Vor einem Jahr hat sich "John Doe" gemeldet. "John Doe" heißt nicht wirklich John Doe; es ist ein Name, der in den USA gebräuchlich ist für Menschen, die anderen etwas mitteilen, dabei aber anonym bleiben wollen. Aber John Doe stellte eine Frage, die neugierig machte: "Interessiert an Daten? Ich teile gern." Und damit begann eines der ungewöhnlichsten und aufregendsten Kapitel in der Geschichte der Süddeutschen Zeitung.
Von diesem Montag an wird die SZ einen Einblick geben in eine Halb- und Schattenwelt, die so bislang von außen noch niemand gesehen hat.

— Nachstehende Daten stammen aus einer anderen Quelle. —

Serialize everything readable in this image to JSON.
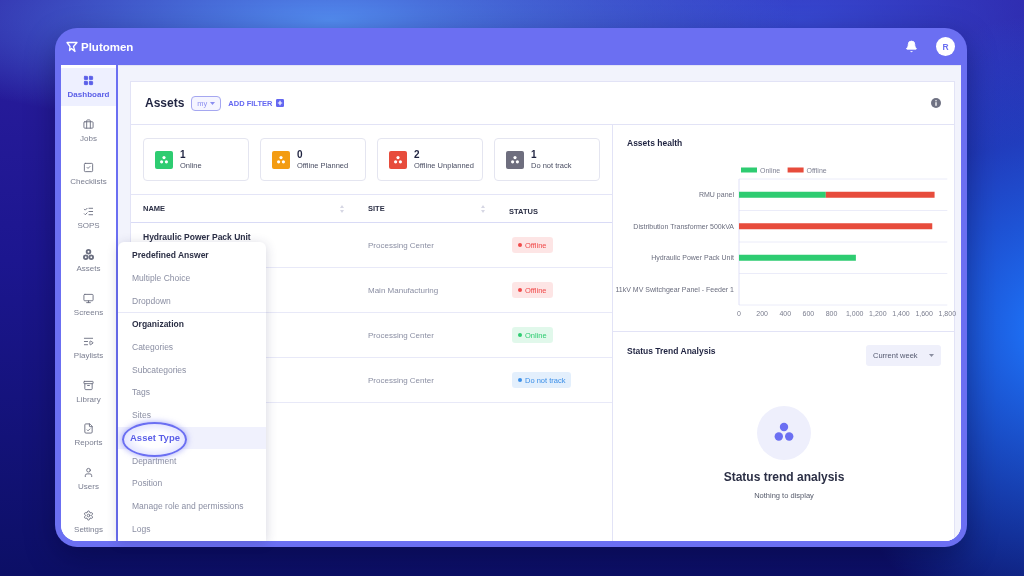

Eine Welt, in der Menschen im Verborgenen Millionen-Vermögen oder Firmenanteile hin und her schieben, Yachten oder Flugzeuge kaufen. Manches von dem, was in dieser Welt geschieht, ist völlig legal. So kann es Gründe dafür geben, dass ein deutscher Bank-Manager den Besitz einer Villa auf Mallorca geheim halten will und sie deshalb in einer Briefkastenfirma versteckt. Solange das Vermögen hierzulande versteuert wird, ist das in Ordnung.
Es geht bei Weitem nicht nur um Steuerhinterziehung
Doch für viele der Geschäfte, die über sogenannte Offshore-Firmen, also Briefkastenfirmen in einem Übersee-Steuerparadies, abgewickelt werden, trifft das nicht zu. Oft dient die Heimlichtuerei ausschließlich dazu, kriminelles Handeln zu verschleiern und Straftäter zu schützen. Aus den Unterlagen, welche die SZ in den vergangenen zwölf Monaten gemeinsam mit 400 Journalisten aus aller Welt ausgewertet hat, lässt sich erkennen, wie gigantisch das Problem der Offshore-Geschäfte tatsächlich ist - und wie dringlich die Weltgemeinschaft hier handeln muss.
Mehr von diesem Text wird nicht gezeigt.